Matlab readiness quiz

First of all, don’t panic. This quiz is supposed to be challenging. My goal is to figure out how much basic programming you’re familiar with in Matlab so we can calibrate the course properly. In principle, the material here should be doable for anyone who’s completed something like this online class.

You can download the data for all the questions here. Data for each question are in the corresponding .mat file, which you can load into Matlab. This is a self-assessment. You do not need to mail your answers to me, but feel free to contact me to ask questions if you’re stuck. Use whatever resources you want to complete the assignment; programming is not about having things memorized.

So here goes:

  1. FizzBuzz: Write a program that prints the numbers 1 to 100 to the Matlab console. Only observe the following exceptions:
    • if the number is a multiple of 3, print “fizz.”
    • if the number is a multiple of 5, print “buzz.”
    • if the number is a multiple of 3 and 5, print “fizzbuzz.”
  2. Write a function that accepts as input a probability p and an integer n. The function should return a vector of n random binary numbers (either 0 or 1). Each entry should be 1 with probability p.

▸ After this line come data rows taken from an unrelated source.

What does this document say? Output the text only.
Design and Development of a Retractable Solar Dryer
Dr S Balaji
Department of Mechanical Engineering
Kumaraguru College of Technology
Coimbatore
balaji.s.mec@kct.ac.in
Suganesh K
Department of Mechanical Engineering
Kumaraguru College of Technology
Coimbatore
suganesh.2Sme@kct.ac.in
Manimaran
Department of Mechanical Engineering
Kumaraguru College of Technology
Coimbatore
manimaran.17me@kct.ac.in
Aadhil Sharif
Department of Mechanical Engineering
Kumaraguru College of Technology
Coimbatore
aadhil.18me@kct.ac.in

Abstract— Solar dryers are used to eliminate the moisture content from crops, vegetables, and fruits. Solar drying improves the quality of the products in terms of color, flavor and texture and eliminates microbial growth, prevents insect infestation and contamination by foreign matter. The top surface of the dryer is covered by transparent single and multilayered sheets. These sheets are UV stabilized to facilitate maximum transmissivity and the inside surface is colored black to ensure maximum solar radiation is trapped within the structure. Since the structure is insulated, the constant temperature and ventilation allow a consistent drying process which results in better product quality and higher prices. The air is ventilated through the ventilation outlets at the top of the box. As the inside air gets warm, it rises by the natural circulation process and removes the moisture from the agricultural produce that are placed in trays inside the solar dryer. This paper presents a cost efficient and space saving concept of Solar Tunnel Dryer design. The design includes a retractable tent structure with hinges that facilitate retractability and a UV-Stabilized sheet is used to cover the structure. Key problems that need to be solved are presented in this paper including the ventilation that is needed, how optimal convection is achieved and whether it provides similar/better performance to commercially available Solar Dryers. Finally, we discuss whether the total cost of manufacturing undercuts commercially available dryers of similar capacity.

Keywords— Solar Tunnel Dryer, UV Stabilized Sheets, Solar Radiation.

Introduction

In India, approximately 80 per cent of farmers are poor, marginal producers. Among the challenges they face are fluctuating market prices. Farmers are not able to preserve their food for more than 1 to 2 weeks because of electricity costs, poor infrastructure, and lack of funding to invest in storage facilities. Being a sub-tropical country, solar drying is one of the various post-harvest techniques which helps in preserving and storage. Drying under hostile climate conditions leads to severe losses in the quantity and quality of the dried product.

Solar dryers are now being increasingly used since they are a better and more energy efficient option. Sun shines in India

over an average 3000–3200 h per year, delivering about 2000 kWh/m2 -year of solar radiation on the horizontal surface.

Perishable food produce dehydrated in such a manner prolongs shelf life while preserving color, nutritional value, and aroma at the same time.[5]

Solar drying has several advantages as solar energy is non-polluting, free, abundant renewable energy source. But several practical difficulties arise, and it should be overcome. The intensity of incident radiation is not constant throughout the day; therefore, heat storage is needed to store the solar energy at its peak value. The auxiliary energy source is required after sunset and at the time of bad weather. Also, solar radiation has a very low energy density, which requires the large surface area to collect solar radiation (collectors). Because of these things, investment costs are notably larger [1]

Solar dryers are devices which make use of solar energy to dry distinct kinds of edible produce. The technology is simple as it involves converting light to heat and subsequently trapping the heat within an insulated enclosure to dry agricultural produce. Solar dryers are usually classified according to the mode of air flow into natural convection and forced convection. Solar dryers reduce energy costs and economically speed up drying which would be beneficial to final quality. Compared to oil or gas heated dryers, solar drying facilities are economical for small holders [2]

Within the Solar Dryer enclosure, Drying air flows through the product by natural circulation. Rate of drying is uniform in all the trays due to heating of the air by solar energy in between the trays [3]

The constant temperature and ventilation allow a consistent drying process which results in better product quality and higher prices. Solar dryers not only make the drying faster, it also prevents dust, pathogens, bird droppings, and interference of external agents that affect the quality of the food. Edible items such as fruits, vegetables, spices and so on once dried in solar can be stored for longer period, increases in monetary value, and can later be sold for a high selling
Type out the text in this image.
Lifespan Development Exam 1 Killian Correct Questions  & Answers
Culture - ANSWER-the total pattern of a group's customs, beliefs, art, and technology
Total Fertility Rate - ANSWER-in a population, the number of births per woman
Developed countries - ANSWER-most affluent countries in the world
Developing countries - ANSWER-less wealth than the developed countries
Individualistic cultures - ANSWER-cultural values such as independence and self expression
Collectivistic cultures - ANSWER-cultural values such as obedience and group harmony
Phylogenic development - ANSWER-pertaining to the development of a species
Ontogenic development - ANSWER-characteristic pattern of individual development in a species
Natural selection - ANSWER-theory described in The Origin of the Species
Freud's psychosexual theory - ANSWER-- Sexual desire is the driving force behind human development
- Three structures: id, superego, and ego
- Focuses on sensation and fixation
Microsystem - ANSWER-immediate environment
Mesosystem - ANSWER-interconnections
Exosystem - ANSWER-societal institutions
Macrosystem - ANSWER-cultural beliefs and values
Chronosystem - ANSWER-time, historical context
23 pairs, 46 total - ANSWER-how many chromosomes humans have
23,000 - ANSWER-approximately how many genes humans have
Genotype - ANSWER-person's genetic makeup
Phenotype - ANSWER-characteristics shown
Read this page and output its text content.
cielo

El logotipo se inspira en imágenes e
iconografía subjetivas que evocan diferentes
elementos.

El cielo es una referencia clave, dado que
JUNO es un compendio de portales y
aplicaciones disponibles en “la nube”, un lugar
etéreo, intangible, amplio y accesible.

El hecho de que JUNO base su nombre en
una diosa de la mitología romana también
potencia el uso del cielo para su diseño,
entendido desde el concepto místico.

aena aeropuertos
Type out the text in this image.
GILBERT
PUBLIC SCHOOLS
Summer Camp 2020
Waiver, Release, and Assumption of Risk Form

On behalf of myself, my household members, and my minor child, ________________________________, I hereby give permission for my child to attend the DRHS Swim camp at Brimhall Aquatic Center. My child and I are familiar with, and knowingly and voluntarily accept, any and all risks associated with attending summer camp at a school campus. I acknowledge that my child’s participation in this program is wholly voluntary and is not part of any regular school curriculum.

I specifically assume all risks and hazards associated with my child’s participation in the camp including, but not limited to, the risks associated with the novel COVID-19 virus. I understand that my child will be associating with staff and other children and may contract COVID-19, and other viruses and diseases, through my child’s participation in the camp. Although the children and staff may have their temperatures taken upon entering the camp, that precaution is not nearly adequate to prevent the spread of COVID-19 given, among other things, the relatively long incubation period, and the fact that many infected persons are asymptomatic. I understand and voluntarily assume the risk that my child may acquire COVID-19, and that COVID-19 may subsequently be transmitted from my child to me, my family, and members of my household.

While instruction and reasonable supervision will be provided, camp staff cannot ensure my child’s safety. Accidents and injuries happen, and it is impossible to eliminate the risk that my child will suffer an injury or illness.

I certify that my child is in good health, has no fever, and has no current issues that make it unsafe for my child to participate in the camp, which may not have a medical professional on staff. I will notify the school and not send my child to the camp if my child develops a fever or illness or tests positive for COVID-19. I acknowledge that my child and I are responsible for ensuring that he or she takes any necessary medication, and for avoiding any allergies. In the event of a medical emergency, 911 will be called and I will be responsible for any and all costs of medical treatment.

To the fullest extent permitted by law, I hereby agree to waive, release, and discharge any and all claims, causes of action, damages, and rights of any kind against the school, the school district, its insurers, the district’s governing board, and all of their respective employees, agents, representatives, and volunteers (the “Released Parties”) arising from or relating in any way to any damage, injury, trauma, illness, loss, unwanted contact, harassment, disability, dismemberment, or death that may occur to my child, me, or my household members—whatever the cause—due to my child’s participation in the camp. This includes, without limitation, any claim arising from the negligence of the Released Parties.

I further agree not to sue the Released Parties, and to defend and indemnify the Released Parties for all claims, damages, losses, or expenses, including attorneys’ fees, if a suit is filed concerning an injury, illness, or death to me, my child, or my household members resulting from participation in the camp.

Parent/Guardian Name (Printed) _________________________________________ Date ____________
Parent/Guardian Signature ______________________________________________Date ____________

  3. Given the data matrix D, with a separate data series in each row, write a function that returns a matrix Z of the same dimensions. Each row of Z contains the same data as D, but z-scored (i.e., mean 0, standard deviation 1).

  4. Given the matrix A, make a new matrix B consisting of all rows in A that contain no negative elements.

  5. Given the two-column matrix A (first column, observations; second column, time points), plot the raw data (as points) and a solid line showing the smoothed data using any method you choose.

  6. Write a function that takes as input the array of structs S and returns a cell array equal to the number of fields of each struct in S. Each element of the returned cell array should collect all the values from the corresponding field in S. For example, if the elements of S are points with x and y fields, the returned value would be a cell array with two cells, one containing a vector of all the x values, the other all y values.

Matlab markup

For the last several years, particularly with the advent of Project Jupyter, documents integrating code with text, equations, and visualization (plots) have been a hot topic in scientific computing. While it is possible to run Matlab through a Jupyter notebook, Matlab has its own answer in the form of Matlab markup. It’s similar in spirit to the better-known Markdown, which is just a shorthand way of writing text that can easily be transformed to HMTL. This HTML can then be inserted directly into webpages. In fact, a previous incarnation of this Matlab course was generated using this method.

I encourage you to get familiar with Matlab Markup prior to the semester, since it may be useful in preparing your homeworks. The ability to mix text with code and visualization allows us to get closer to the idea of an analysis lab notebook, a practice we’ll encourage you to continue outside the class.

For those of you running Matlab 2016a or later, you may also want to take advantage of Live Scripts.